Aktuell erlaubt Polen Abtreibungen nur noch im Fall von Inzest oder einer Vergewaltigung sowie bei einer eindeutigen Lebensgefahr für die Frau. Doch viele Ärzte würden sich auf eine Gewissensklausel berufen und sie nicht vornehmen, sagt Rudzinski.

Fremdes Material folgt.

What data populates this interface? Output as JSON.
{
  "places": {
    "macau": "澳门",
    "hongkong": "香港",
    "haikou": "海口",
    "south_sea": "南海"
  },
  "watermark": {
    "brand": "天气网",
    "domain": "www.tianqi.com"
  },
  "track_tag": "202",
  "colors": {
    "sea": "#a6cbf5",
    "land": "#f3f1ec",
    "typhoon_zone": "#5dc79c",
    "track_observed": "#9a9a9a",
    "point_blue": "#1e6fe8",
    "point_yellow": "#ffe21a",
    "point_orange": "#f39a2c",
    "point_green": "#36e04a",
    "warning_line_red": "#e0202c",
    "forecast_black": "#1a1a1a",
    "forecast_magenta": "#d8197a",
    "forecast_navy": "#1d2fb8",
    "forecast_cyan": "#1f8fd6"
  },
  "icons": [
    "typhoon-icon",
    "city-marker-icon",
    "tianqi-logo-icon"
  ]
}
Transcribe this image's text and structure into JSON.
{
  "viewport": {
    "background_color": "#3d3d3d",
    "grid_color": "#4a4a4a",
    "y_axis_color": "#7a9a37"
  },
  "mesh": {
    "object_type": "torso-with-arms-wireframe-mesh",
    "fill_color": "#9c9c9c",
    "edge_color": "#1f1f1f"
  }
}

Im vergangenen Juli versuchte Polens Premierminister Tusk, das zu ändern, doch er scheiterte. Ihm fehlten nur drei Stimmen im Parlament. Der 85-jährige Rudzinski will deswegen weiterhin etwas für die Frauen tun. "Ich bin bereit, sogar ins Gefängnis zu gehen, aber ich werde den Frauen weiter helfen. Ich bin Arzt und bin dazu verpflichtet", sagt der Arzt. "Das, was in Polen passiert, ist sehr betrüblich."